Church of Our Lady, Star of the Sea including boundary wall to Gordon Road is a Grade II listed building in the East Suffolk local planning authority area, England. First listed on 21 June 1993. Church.
Church of Our Lady, Star of the Sea including boundary wall to Gordon Road
- WRENN ID
- mired-spire-spindle
- Grade
- II
- Local Planning Authority
- East Suffolk
- Country
- England
- Date first listed
- 21 June 1993
- Type
- Church
- Source
- Historic England listing
Description
Church of Our Lady, Star of the Sea
A large Roman Catholic church in the Decorated Gothic style, built between 1900 and 1902. The architects were George and Reginald Palmer Baines, with F W Richards as Surveyor. The building is constructed in red Somerleyton brick with Costessey ware terracotta (made near Norwich).
The church is roughly rectangular in plan with an apsidal east end and a rectangular sacristy area extending to the north-east. An offset tower occupies the north-west corner, and a south-west porch is attached to a glazed link corridor leading to Stella Maris Hall. (Compass points in this description refer to liturgical orientation, with the sanctuary at the east end.)
The exterior consists of a tall nave of six bays with single-storey aisles on each side, their lean-to roofs sloping downward. The clerestory features six two-light windows on each side with Decorated style tracery. A copper-covered timber octagonal fleche rises towards the eastern end. The apse is a single storey, flanked by square chapels with gabled roofs and circular east windows. The nave terminates in a gabled roof that forms the west frontage onto Gordon Road.

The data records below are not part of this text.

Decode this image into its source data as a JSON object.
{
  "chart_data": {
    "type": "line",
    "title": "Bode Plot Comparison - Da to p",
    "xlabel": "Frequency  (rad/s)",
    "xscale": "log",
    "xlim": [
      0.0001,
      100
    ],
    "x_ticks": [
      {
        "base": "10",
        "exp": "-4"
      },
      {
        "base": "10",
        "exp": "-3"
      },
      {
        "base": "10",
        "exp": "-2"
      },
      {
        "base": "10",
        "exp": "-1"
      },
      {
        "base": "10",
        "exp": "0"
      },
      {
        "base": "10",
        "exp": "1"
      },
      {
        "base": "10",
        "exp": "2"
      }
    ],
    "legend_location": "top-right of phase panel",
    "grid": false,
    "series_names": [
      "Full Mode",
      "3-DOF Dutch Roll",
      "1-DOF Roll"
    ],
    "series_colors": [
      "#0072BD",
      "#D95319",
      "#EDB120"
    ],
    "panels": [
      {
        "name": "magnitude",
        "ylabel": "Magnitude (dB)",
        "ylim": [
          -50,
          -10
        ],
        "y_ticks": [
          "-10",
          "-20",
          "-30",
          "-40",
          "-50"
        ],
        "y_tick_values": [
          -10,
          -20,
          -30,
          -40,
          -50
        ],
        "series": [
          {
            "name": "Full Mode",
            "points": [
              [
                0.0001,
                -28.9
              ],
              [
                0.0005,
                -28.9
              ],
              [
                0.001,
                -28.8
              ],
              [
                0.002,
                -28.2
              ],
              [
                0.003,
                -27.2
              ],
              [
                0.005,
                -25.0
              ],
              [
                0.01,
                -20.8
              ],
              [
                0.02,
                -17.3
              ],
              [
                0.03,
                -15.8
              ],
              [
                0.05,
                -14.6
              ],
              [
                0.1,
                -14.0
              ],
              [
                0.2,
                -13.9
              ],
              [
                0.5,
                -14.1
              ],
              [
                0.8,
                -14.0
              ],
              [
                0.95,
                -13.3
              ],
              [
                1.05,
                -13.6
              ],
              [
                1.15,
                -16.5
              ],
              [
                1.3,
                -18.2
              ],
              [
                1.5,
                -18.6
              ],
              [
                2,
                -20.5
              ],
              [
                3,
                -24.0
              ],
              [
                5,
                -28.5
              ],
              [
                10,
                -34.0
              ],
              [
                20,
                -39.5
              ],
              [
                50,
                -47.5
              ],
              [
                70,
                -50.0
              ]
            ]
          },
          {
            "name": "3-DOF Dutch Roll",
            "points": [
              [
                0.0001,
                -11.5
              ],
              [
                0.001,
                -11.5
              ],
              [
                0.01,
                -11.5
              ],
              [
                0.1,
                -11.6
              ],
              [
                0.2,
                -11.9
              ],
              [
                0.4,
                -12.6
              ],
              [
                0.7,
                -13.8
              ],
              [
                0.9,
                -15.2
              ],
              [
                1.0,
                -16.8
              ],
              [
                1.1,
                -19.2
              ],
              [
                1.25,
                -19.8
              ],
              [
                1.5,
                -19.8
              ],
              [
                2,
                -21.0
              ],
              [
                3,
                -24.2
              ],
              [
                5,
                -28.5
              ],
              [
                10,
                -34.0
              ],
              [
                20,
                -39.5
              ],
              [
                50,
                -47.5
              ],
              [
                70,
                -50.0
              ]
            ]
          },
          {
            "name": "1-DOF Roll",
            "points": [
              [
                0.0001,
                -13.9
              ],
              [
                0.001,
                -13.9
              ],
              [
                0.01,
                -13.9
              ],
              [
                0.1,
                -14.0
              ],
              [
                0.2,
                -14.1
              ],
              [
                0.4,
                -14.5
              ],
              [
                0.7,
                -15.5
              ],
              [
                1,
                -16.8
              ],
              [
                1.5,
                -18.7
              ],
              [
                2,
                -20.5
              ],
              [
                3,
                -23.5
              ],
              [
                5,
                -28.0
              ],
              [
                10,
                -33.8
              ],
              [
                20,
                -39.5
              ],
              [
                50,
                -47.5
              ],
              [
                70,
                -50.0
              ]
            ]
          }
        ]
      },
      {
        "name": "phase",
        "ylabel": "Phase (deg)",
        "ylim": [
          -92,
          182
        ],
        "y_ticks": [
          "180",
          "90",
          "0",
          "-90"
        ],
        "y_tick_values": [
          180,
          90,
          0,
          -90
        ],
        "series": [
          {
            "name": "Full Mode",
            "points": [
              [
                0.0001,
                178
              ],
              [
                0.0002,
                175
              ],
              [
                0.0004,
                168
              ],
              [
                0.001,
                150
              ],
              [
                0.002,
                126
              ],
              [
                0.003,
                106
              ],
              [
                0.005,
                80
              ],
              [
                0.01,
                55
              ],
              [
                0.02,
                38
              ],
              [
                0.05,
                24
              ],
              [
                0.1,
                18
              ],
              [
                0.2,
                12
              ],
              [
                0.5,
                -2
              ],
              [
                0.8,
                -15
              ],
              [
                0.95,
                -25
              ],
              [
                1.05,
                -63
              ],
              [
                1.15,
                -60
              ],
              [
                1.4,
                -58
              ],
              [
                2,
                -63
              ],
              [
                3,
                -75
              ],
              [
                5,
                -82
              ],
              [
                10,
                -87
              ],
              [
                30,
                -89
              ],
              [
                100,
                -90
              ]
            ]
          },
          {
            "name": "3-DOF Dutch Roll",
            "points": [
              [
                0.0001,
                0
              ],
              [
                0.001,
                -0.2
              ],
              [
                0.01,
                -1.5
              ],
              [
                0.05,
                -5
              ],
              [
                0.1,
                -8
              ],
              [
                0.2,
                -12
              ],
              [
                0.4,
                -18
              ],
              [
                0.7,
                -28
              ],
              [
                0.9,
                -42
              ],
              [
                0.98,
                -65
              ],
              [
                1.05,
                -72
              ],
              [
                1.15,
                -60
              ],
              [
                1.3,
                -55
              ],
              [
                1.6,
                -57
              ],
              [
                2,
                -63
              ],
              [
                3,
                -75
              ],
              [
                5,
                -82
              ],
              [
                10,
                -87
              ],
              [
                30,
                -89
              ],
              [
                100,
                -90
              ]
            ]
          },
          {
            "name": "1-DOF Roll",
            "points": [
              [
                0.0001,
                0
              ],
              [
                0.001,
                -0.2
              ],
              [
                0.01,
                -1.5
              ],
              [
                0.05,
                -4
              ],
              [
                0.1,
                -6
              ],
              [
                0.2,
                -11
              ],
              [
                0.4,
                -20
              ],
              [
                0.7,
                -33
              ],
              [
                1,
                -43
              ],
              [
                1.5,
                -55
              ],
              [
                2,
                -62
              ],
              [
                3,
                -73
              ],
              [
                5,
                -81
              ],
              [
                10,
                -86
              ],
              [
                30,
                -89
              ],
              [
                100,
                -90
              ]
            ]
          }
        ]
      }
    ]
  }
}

The tower, to the north of the west front, rises in three stages with angle buttresses. The lower stages have arched windows on three faces; the north face has a large gabled door with a tympanum. The second stage displays an arcade of three blind arches, while the upper stage has paired pointed-arch windows. Four crocketed pinnacles crown the tower.
Two doorways pierce the west front: one serves the nave, the other the south-west porch. Both feature two-centred arch ogee surrounds with finely moulded archivolts. The nave doorway is recessed and contains a niche with a statue of the Virgin and Child above; hood moulds above carry carved angel stops. The west front carries buttresses with large octagonal crocketed finials, and bands of blind-arcaded tracery appear above both the west door and south-west porch. A large five-light west window with Decorated tracery sits above the nave doorway.
The interior is accessed from either the south-west door (connected to Stella Maris Hall via a glazed link) or the west door, which opens into the narthex.
The nave roof is constructed with principal rafters forming false hammer-beams secured with tie-rods. The aisles have similar large principal rafters with spandrel cusping. Five-bay arcades of polished granite columns with alternating round and octagonal capitals rise from tall stone plinths, supporting the structure. A largely complete set of original pews remains. The clerestory and aisle windows contain stained glass with Arts and Crafts style patterns.
The high sanctuary arch features naturalistic leaf capitals. The apse ceiling comprises seven plastered and painted panels depicting the Kingship of Christ and the English Martyrs. An elaborate Gothic reredos with painted figures beneath gilded arches, together with a throne and altar carved by A B Wall of Cheltenham, forms the original furnishings. A ceramic mosaic floor is reported to lie beneath the carpet. Fine ironwork grilles separate the sanctuary from the two side chapels. The apse's five two-light windows contain rich, colourful figurative stained glass.
The Sacred Heart chapel on the north of the sanctuary retains its original marble altar, reredos, and altar rails. Its ceiling is a plaster groin vault painted with angels and symbols of the Passion. The Lady chapel on the south similarly preserves original furnishings with decoration featuring angels and chequered ribs, though its vault is painted blue. Both side chapels have ceramic mosaic floors and round windows with star-shaped tracery and stained glass.
The north wall contains a door to the sacristy topped with an ogee hood mould with scrolled ends; above it are wall paintings depicting St Thomas More and St John Fisher. The sacristy extends northward and has a pointed-arched external door. Also on the north wall is a confessional with a pair of pointed-arched doors with stained glass, beneath hood moulds with round stops featuring foliate carving.
The tower is accessed via doors at the west end of the north aisle. A spiral staircase serves the upper stages, while a turning cantilevered staircase leads to the organ loft, which houses a 1902 Norman and Beard organ. The narthex at the west end is formed from glazed panels.
Along the street frontage of the church and presbytery stands a low brick boundary wall punctuated by six heavy brick and stone piers with Gothic decoration.